Napolitano v. Madison Square Garden Center, Inc.

OPINION OF THE COURT

Per Curiam.

Order entered February 11, 2002 affirmed, with $10 costs.

*660Plaintiff allegedly was injured while attending a New York Rangers hockey game during an altercation with another spectator. Summary judgment dismissing plaintiffs common-law negligence cause of action against defendant Madison Square Garden Center was properly granted, since the record evidence, including the parties’ deposition testimony, shows only that the altercation at issue was a spontaneous and unexpected event (see, Elba v Billie’s 1890 Saloon, 227 AD2d 438 [1996]; Scotti v W.M. Amusements, 226 AD2d 522 [1996]; see also, Daniels v Manhattan & Bronx Surface Tr. Operating Auth., 261 AD2d 115 [1999], lv denied 93 NY2d 815 [1999]). In the face of defendant’s prima facie showing that it undertook reasonable security measures, including its deployment throughout the arena of over 80 “patrolling” and other security personnel, plaintiffs conclusory and unsubstantiated allegation that defendant failed to adequately protect him from the other spectator’s aggression is insufficient to raise a triable issue. Absent from the record is any evidence that defendant’s security guards knew or should have known that the underlying altercation was imminent or that plaintiff was faced with any foreseeable risk of danger. Indeed, “[i]t is difficult to understand what measures could have been undertaken to prevent plaintiffs injury except presumably to have had a security officer posted at the precise location where the incident took place * * *, surely an unreasonable burden.” (Florman v City of New York, 293 AD2d 120, 127 [2002].)

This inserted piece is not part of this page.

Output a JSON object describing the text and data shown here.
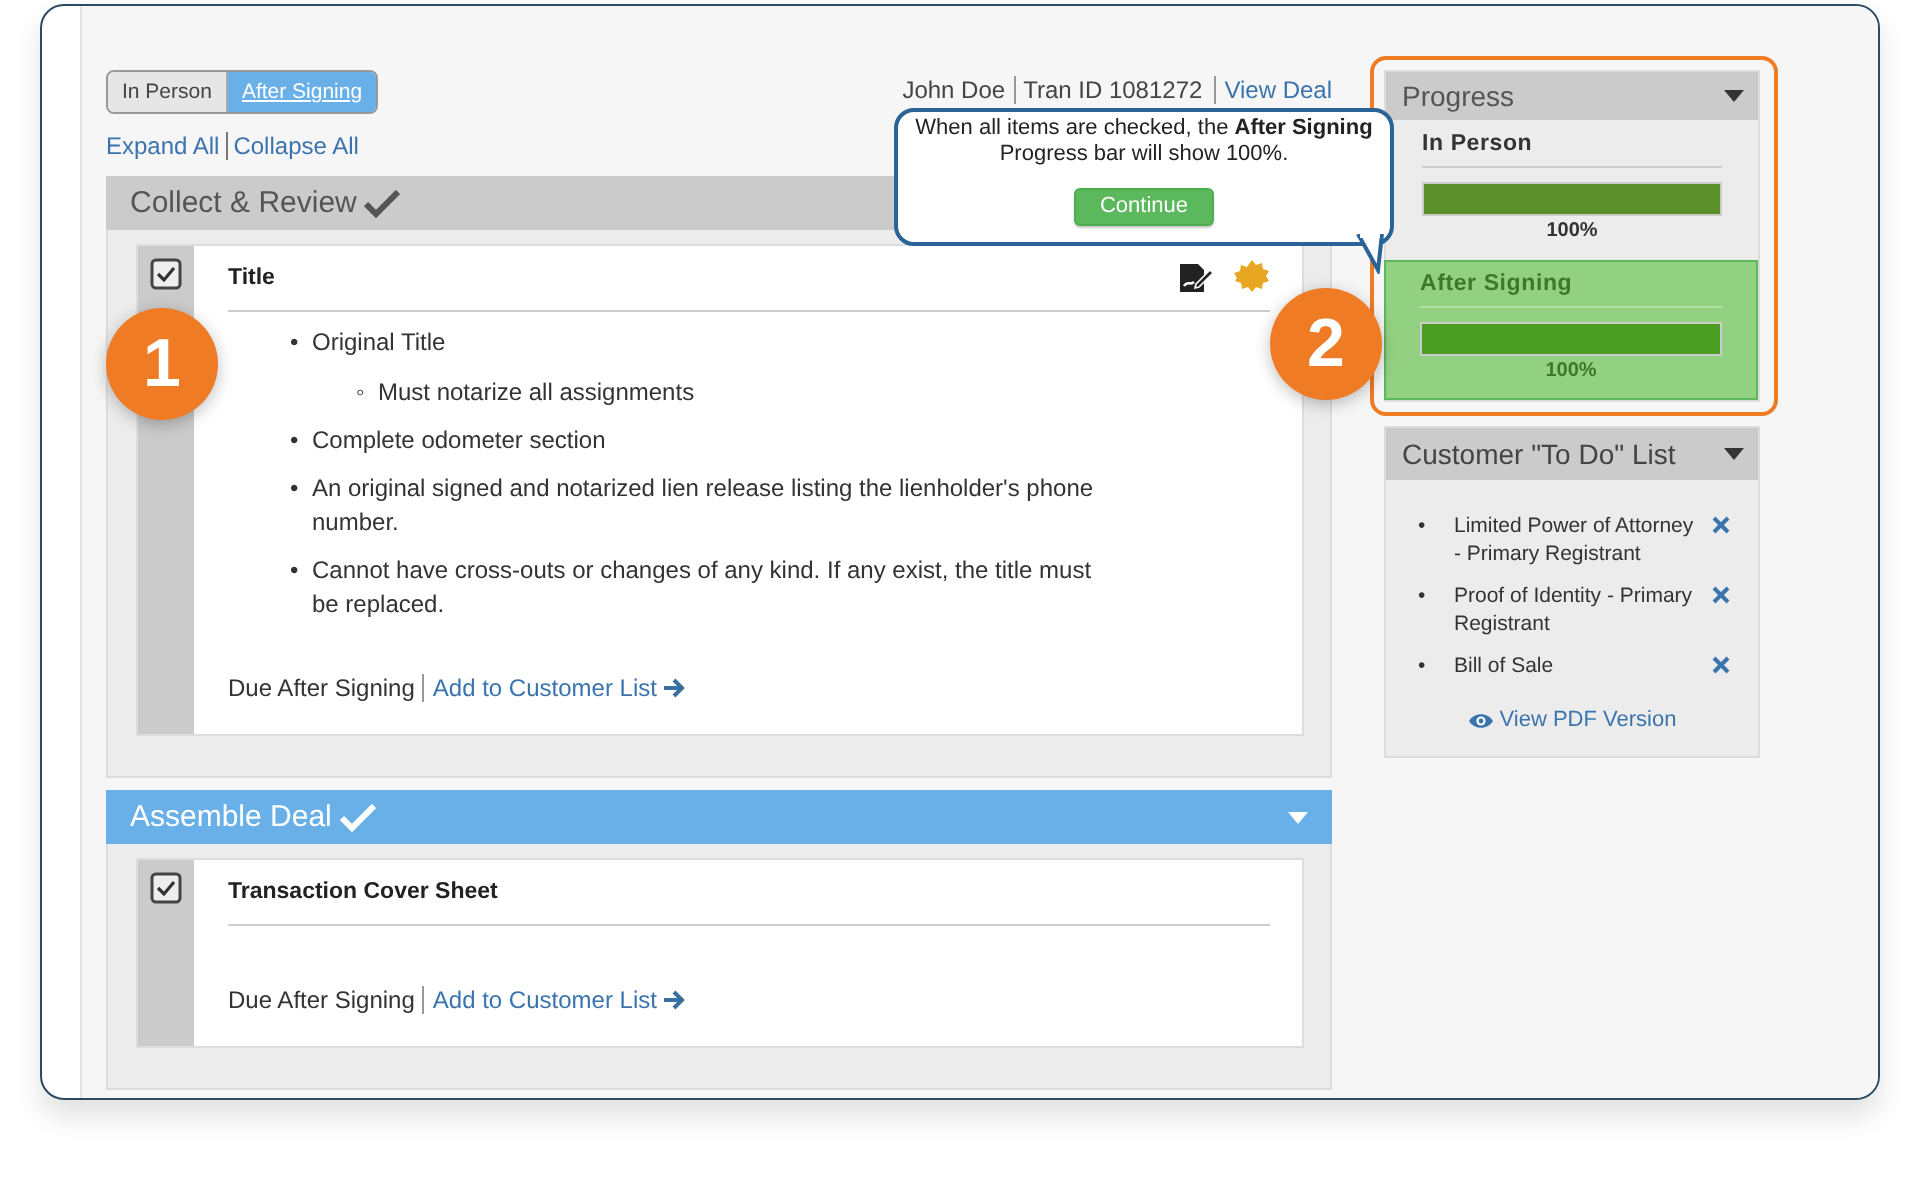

To the extent that the vaguely-stated allegations of plaintiffs bill of particulars can be read to assert a Dram Shop cause of action (General Obligations Law § 11-101) and assuming that such allegations were properly raised by plaintiff in opposing summary judgment (compare, David v New York City Hous. Auth., 284 AD2d 169 [2001], with Lewis v New York City Hous. Auth., 237 AD2d 414 [1997]), the record, which contains no evidence that defendant’s employees actually served any alcoholic beverages to plaintiffs assailant, provides no basis for liability under that theory (see, Pizzaro v City of New York, 188 AD2d 591, 594 [1992], lv denied 82 NY2d 656 [1993]).

Suarez, P.J., Davis and Gangel-Jacob, JJ., concur.